При этом необходимо отметить, что во всех ролях, игранных Ленским, всегда отсутствовал какой бы то ни было нажим, шарж, никогда ничего не было сделано для внешнего успеха, для лишне сорванного хлопка.
Я не перечисляю целого ряда других образов, по поводу которых можно было бы написать целые трактаты.
Таков его никем не превзойденный Фамусов, о котором В. Дорошевич писал так: «Когда в Малом театре идет „Горе от ума“, я делаю все, чтобы попасть. Сажусь, закрываю глаза и слушаю, слушаю. Только слушаю, как музыку, — как читает Ленский». И лебединая песнь Александра Павловича — епископ Николас в «Борьбе за престол» Ибсена, где в течение всего акта кардинал борется со смертью. Боборыкин сказал Ленскому после этого спектакля: «Ну, Александр Павлович, вы так умираете на сцене в лице своего кардинала, что вам никакая смерть не покажется тяжелой. В пределах реальной правды высокая творческая виртуозность дальше не могла итти — это грани гениального перевоплощения». Это тем более ценно, что П. Д. Боборыкин был исключительно скуп на похвалы.

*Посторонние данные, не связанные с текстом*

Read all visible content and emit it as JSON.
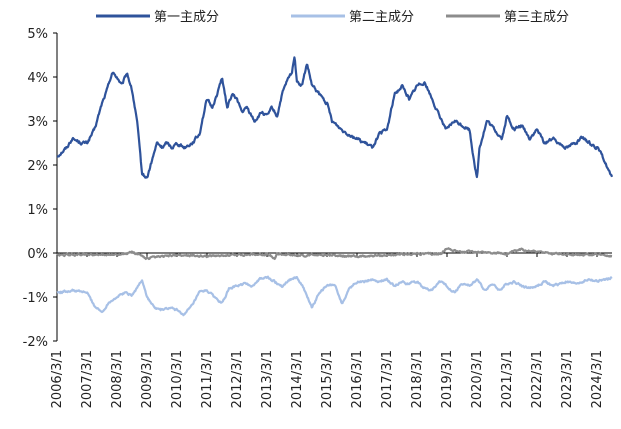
{
  "chart_data": {
    "type": "line",
    "title": "",
    "xlabel": "",
    "ylabel": "",
    "ylim": [
      -0.02,
      0.05
    ],
    "y_ticks": [
      {
        "value": 0.05,
        "label": "5%"
      },
      {
        "value": 0.04,
        "label": "4%"
      },
      {
        "value": 0.03,
        "label": "3%"
      },
      {
        "value": 0.02,
        "label": "2%"
      },
      {
        "value": 0.01,
        "label": "1%"
      },
      {
        "value": 0.0,
        "label": "0%"
      },
      {
        "value": -0.01,
        "label": "-1%"
      },
      {
        "value": -0.02,
        "label": "-2%"
      }
    ],
    "x_ticks": [
      "2006/3/1",
      "2007/3/1",
      "2008/3/1",
      "2009/3/1",
      "2010/3/1",
      "2011/3/1",
      "2012/3/1",
      "2013/3/1",
      "2014/3/1",
      "2015/3/1",
      "2016/3/1",
      "2017/3/1",
      "2018/3/1",
      "2019/3/1",
      "2020/3/1",
      "2021/3/1",
      "2022/3/1",
      "2023/3/1",
      "2024/3/1"
    ],
    "xlim": [
      "2006/3/1",
      "2024/9/1"
    ],
    "legend_position": "top",
    "grid": false,
    "series": [
      {
        "name": "第一主成分",
        "color": "#2f539b",
        "x": [
          "2006/3/1",
          "2006/7/1",
          "2006/9/1",
          "2007/1/1",
          "2007/3/1",
          "2007/6/1",
          "2007/9/1",
          "2007/11/1",
          "2008/1/1",
          "2008/3/1",
          "2008/5/1",
          "2008/7/1",
          "2008/9/1",
          "2008/11/1",
          "2009/1/1",
          "2009/3/1",
          "2009/5/1",
          "2009/7/1",
          "2009/9/1",
          "2009/11/1",
          "2010/1/1",
          "2010/3/1",
          "2010/6/1",
          "2010/9/1",
          "2010/12/1",
          "2011/1/1",
          "2011/3/1",
          "2011/5/1",
          "2011/7/1",
          "2011/9/1",
          "2011/11/1",
          "2012/1/1",
          "2012/3/1",
          "2012/5/1",
          "2012/7/1",
          "2012/10/1",
          "2013/1/1",
          "2013/3/1",
          "2013/5/1",
          "2013/7/1",
          "2013/9/1",
          "2013/11/1",
          "2014/1/1",
          "2014/2/1",
          "2014/3/1",
          "2014/5/1",
          "2014/7/1",
          "2014/9/1",
          "2014/12/1",
          "2015/3/1",
          "2015/5/1",
          "2015/7/1",
          "2015/9/1",
          "2015/12/1",
          "2016/3/1",
          "2016/6/1",
          "2016/9/1",
          "2016/12/1",
          "2017/3/1",
          "2017/6/1",
          "2017/9/1",
          "2017/12/1",
          "2018/3/1",
          "2018/6/1",
          "2018/9/1",
          "2018/12/1",
          "2019/3/1",
          "2019/6/1",
          "2019/9/1",
          "2019/12/1",
          "2020/1/1",
          "2020/3/1",
          "2020/4/1",
          "2020/7/1",
          "2020/10/1",
          "2021/1/1",
          "2021/3/1",
          "2021/6/1",
          "2021/9/1",
          "2021/12/1",
          "2022/3/1",
          "2022/6/1",
          "2022/9/1",
          "2022/12/1",
          "2023/3/1",
          "2023/6/1",
          "2023/9/1",
          "2023/12/1",
          "2024/3/1",
          "2024/6/1",
          "2024/9/1"
        ],
        "values": [
          0.022,
          0.024,
          0.026,
          0.025,
          0.025,
          0.028,
          0.034,
          0.037,
          0.041,
          0.04,
          0.038,
          0.041,
          0.037,
          0.03,
          0.018,
          0.017,
          0.021,
          0.025,
          0.024,
          0.025,
          0.024,
          0.025,
          0.024,
          0.025,
          0.027,
          0.03,
          0.035,
          0.033,
          0.036,
          0.04,
          0.033,
          0.036,
          0.035,
          0.032,
          0.033,
          0.03,
          0.032,
          0.031,
          0.033,
          0.031,
          0.036,
          0.039,
          0.041,
          0.045,
          0.039,
          0.038,
          0.043,
          0.038,
          0.036,
          0.034,
          0.03,
          0.029,
          0.028,
          0.027,
          0.026,
          0.025,
          0.024,
          0.027,
          0.028,
          0.036,
          0.038,
          0.035,
          0.038,
          0.039,
          0.035,
          0.031,
          0.028,
          0.03,
          0.029,
          0.028,
          0.024,
          0.017,
          0.024,
          0.03,
          0.028,
          0.026,
          0.031,
          0.028,
          0.029,
          0.026,
          0.028,
          0.025,
          0.026,
          0.025,
          0.024,
          0.025,
          0.026,
          0.025,
          0.024,
          0.021,
          0.017
        ]
      },
      {
        "name": "第二主成分",
        "color": "#a7c0e6",
        "x": [
          "2006/3/1",
          "2006/9/1",
          "2007/3/1",
          "2007/6/1",
          "2007/9/1",
          "2007/12/1",
          "2008/3/1",
          "2008/6/1",
          "2008/9/1",
          "2008/11/1",
          "2009/1/1",
          "2009/3/1",
          "2009/6/1",
          "2009/9/1",
          "2009/12/1",
          "2010/3/1",
          "2010/6/1",
          "2010/9/1",
          "2010/12/1",
          "2011/3/1",
          "2011/6/1",
          "2011/9/1",
          "2011/12/1",
          "2012/3/1",
          "2012/6/1",
          "2012/9/1",
          "2012/12/1",
          "2013/3/1",
          "2013/6/1",
          "2013/9/1",
          "2013/12/1",
          "2014/3/1",
          "2014/6/1",
          "2014/9/1",
          "2014/12/1",
          "2015/3/1",
          "2015/6/1",
          "2015/9/1",
          "2015/12/1",
          "2016/3/1",
          "2016/6/1",
          "2016/9/1",
          "2016/12/1",
          "2017/3/1",
          "2017/6/1",
          "2017/9/1",
          "2017/12/1",
          "2018/3/1",
          "2018/6/1",
          "2018/9/1",
          "2018/12/1",
          "2019/3/1",
          "2019/6/1",
          "2019/9/1",
          "2019/12/1",
          "2020/3/1",
          "2020/6/1",
          "2020/9/1",
          "2020/12/1",
          "2021/3/1",
          "2021/6/1",
          "2021/9/1",
          "2021/12/1",
          "2022/3/1",
          "2022/6/1",
          "2022/9/1",
          "2022/12/1",
          "2023/3/1",
          "2023/6/1",
          "2023/9/1",
          "2023/12/1",
          "2024/3/1",
          "2024/6/1",
          "2024/9/1"
        ],
        "values": [
          -0.009,
          -0.0085,
          -0.009,
          -0.012,
          -0.0135,
          -0.011,
          -0.01,
          -0.009,
          -0.0095,
          -0.008,
          -0.006,
          -0.01,
          -0.0125,
          -0.013,
          -0.0125,
          -0.013,
          -0.014,
          -0.012,
          -0.009,
          -0.0085,
          -0.01,
          -0.0115,
          -0.008,
          -0.0075,
          -0.007,
          -0.0075,
          -0.006,
          -0.0055,
          -0.0065,
          -0.0075,
          -0.006,
          -0.0055,
          -0.0085,
          -0.0125,
          -0.009,
          -0.0075,
          -0.007,
          -0.0115,
          -0.008,
          -0.0065,
          -0.0065,
          -0.006,
          -0.0065,
          -0.006,
          -0.0075,
          -0.0065,
          -0.007,
          -0.0065,
          -0.008,
          -0.0085,
          -0.0065,
          -0.0075,
          -0.009,
          -0.007,
          -0.0075,
          -0.006,
          -0.0085,
          -0.007,
          -0.0085,
          -0.007,
          -0.0065,
          -0.0075,
          -0.008,
          -0.0075,
          -0.0065,
          -0.0075,
          -0.007,
          -0.0065,
          -0.007,
          -0.0065,
          -0.006,
          -0.0065,
          -0.006,
          -0.0055
        ]
      },
      {
        "name": "第三主成分",
        "color": "#8c8c8c",
        "x": [
          "2006/3/1",
          "2007/3/1",
          "2008/3/1",
          "2008/9/1",
          "2009/3/1",
          "2010/3/1",
          "2011/3/1",
          "2012/3/1",
          "2013/3/1",
          "2013/6/1",
          "2013/7/1",
          "2014/3/1",
          "2015/3/1",
          "2016/3/1",
          "2017/3/1",
          "2018/3/1",
          "2018/12/1",
          "2019/3/1",
          "2019/9/1",
          "2020/3/1",
          "2021/3/1",
          "2021/9/1",
          "2022/3/1",
          "2023/3/1",
          "2024/3/1",
          "2024/9/1"
        ],
        "values": [
          -0.0005,
          -0.0003,
          -0.0004,
          0.0002,
          -0.0012,
          -0.0005,
          -0.0007,
          -0.0004,
          -0.0003,
          -0.0013,
          -0.0002,
          -0.0006,
          -0.0004,
          -0.0008,
          -0.0005,
          -0.0002,
          -0.0003,
          0.001,
          0.0002,
          0.0003,
          -0.0002,
          0.0008,
          0.0003,
          -0.0003,
          -0.0004,
          -0.0008
        ]
      }
    ]
  }
}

Этим я закончу мои краткие воспоминания об Александре Павловиче как об актере, прибавив, что он никогда не монополизировал прав на игранные им роли и очень часто передавал их молодежи.
Говоря о постановках Ленского, было бы уместно сказать, — как он исключительно внимательно относился к авторскому тексту.
Тонкий, яркий, громадный режиссер, по собственным рисункам и макетам которого писались декорации, по рисункам которого велась вся бутафорская работа и шились костюмы, — режиссер, сам писавший для «Кориолана» текст для каждого персонажа толпы, он все же не был
Сказка Островского «Снегурочка» была поставлена Александром Павловичем с большой любовью и имела шумный успех, не сходя с репертуара в течение ряда сезонов. Мажорное чувство, праздничность прихода весны пропитали в основе всю постановку. Яркость и неожиданность в трактовке образов, например, лешего — в виде пня и ослепительно белоснежного гиганта-Мороза, приковывали к себе внимание зрителя. Яркие солнечные краски и неожиданные превращения (например, падающее дерево, чтобы преградить дорогу Мизгирю; позднее это дерево загоралось множеством светлячков или вдруг превращалось в лешего, чтобы схватить Мизгиря) вводили зрителя в сказочный мир. Очень мягко, с большим настроением, создано было прощание леса со Снегурочкой. Голоса леса были даны учениками школы, которые внесли много любви и много хорошего неподдельного настроения. Позднее, в «Разрыв-траве» образы русской мифологии разработаны были Ленским так же смело, ярко и, как всегда, неожиданно интересно.
Не могу не отметить в связи с постановкой «Снегурочки» одного характерного эпизода. Дирекция императорских театров никогда не любила «поврежденных», а Александр Павлович для нее был таким. Им скучно было возиться с таким человеком. Чиновники не любили фантазеров, которые сегодня требуют одного, а завтра другого, — они любили людей, которые в математически-бухгалтерских выражениях расскажут, что будет в понедельник, что в пятницу и что в воскресенье. На генеральной репетиции перед поднятием занавеса долго искали Ленского и, наконец, нашли где-то в глубине сцены, сидящим на сложенных декорациях, беспомощного, — на глазах крупные слезы. Дело в том, что не было на сцене утвари, которая ему была нужна, и не были сделаны нужные поправки в костюмах, очень существенные и серьезные; дирекция все это обещала и, по обыкновению, ничего не сделала. Ленского выручил один из наших старых бутафоров:
— Александр Павлович, утварь я вам сделаю.
— Да, мой дружочек? — обрадовался Ленский и здесь же вытащил и отдал ему свои последние деньги. — Делайте!
За дирекцией так и остался этот должок Ленскому. Правда, она впоследствии подводила итог своей задолженности Александру Павловичу другими способами — интригой, сплетней и клеветой.
Надо сказать, что за постановки Ленский не получал никакого гонорара.